それまでのやりとりを見ていたなのはが言う。

「そう…だね」

どこか心配そうに呟くユーノ。

「どうかしたの?」

「うん…僕と初めて会った時のアスカって、なんか人を寄せ付けない雰囲気があってね」

え?となのはがユーノを見る。

「5年前って言うと、アスカ君が11歳の時だね」

「そうだね。あの頃のアスカは、どこか戸惑っているというか、人付き合いが苦手な感じがしたよ」

意外だ、となのはが驚く。

今のアスカは愛想が良く、誰とでも仲良くやっていけそうな感じだからだ。

「5年前って、099部隊で大事故があった年でもあるんだよね」

「え?」

「山岳訓練中に起きた山崩れ。それに沢山の隊員が巻き込まれたんだって」

初めて聞く事ばかりだった。

ユーノの言葉に戸惑いすらみせるなのは。

「なのは。アスカはどこか危うい感じがするんだ。初めて会った時は、出会ったばかりの頃のフェイトみたいな感じだったし、今は…子供の頃のはやてみたいに感じたよ」

「まさか!」

その意味に気づいたなのはが思わず声を出す。

「どちらも、自分を二の次にする。度が過ぎると、それは悪い事になるよ。教官として、一人ばかりを気にかける事はできないと思うけど、留意しておいて」

ユーノの言葉に、なのはは何も言えなくなってしまった。 
 

 
後書き
また長文やらかしてしまいました。申し訳ありません。
しかも、まだアグスタ編が終わらないときてます。文章下手、まとめ下手でスミマセン…

今回は、ヴィータさんがいい感じで大人な副体長をやってる感じがします。出番少ないけど。

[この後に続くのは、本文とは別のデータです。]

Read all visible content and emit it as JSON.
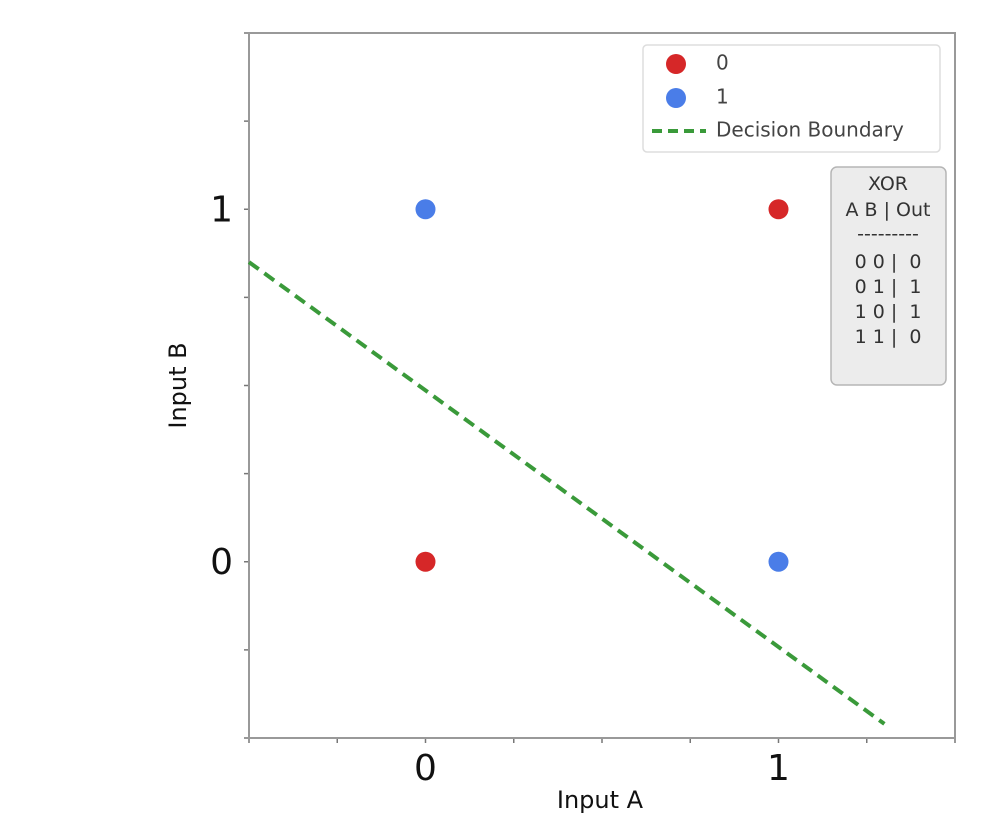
{
  "chart_data": {
    "type": "scatter",
    "xlabel": "Input A",
    "ylabel": "Input B",
    "xlim": [
      -0.5,
      1.5
    ],
    "ylim": [
      -0.5,
      1.5
    ],
    "xticks": [
      0,
      1
    ],
    "yticks": [
      0,
      1
    ],
    "grid": false,
    "legend_position": "top-right",
    "series": [
      {
        "name": "0",
        "color": "#d62728",
        "points": [
          [
            0,
            0
          ],
          [
            1,
            1
          ]
        ]
      },
      {
        "name": "1",
        "color": "#4a7de8",
        "points": [
          [
            0,
            1
          ],
          [
            1,
            0
          ]
        ]
      }
    ],
    "decision_boundary": {
      "name": "Decision Boundary",
      "color": "#3a9a3a",
      "style": "dashed",
      "points": [
        [
          -0.5,
          0.85
        ],
        [
          1.3,
          -0.46
        ]
      ]
    },
    "annotation_table": {
      "title": "XOR",
      "header": "A B | Out",
      "separator": "---------",
      "rows": [
        "0 0 |  0",
        "0 1 |  1",
        "1 0 |  1",
        "1 1 |  0"
      ]
    }
  }
}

んで、オリキャラのロザリー・ゲーニッツですが、ぶっちゃけモブです。
アスカの過去の実績を証明できる人として出しました。あと1回、登場すればいい方でしょう。
この小説でアスカ以外のオリキャラは基本モブです。
オリキャラを主に置いてしまうと、色々面倒なんで。
そして、ユーノ君初登場です。まあ、それなりに存在感はあったと思います。
まだ、別の形でユーノ君のは登場してもらうと思いますので、それまでお待ちを。

しかし、うちの主人公は地味だね。防御優先で攻撃にパラメーター振り分けなかったのがダメだったかな?
今回はそこそこ活躍できたような気がするけど、まだまだ全然ですね。
もっと頑張れ、アスカ。

次回でようやくアグスタ編が終了する予定です。
ここから更にティアナのネガティブキャンペーンが加速します…鬱だ。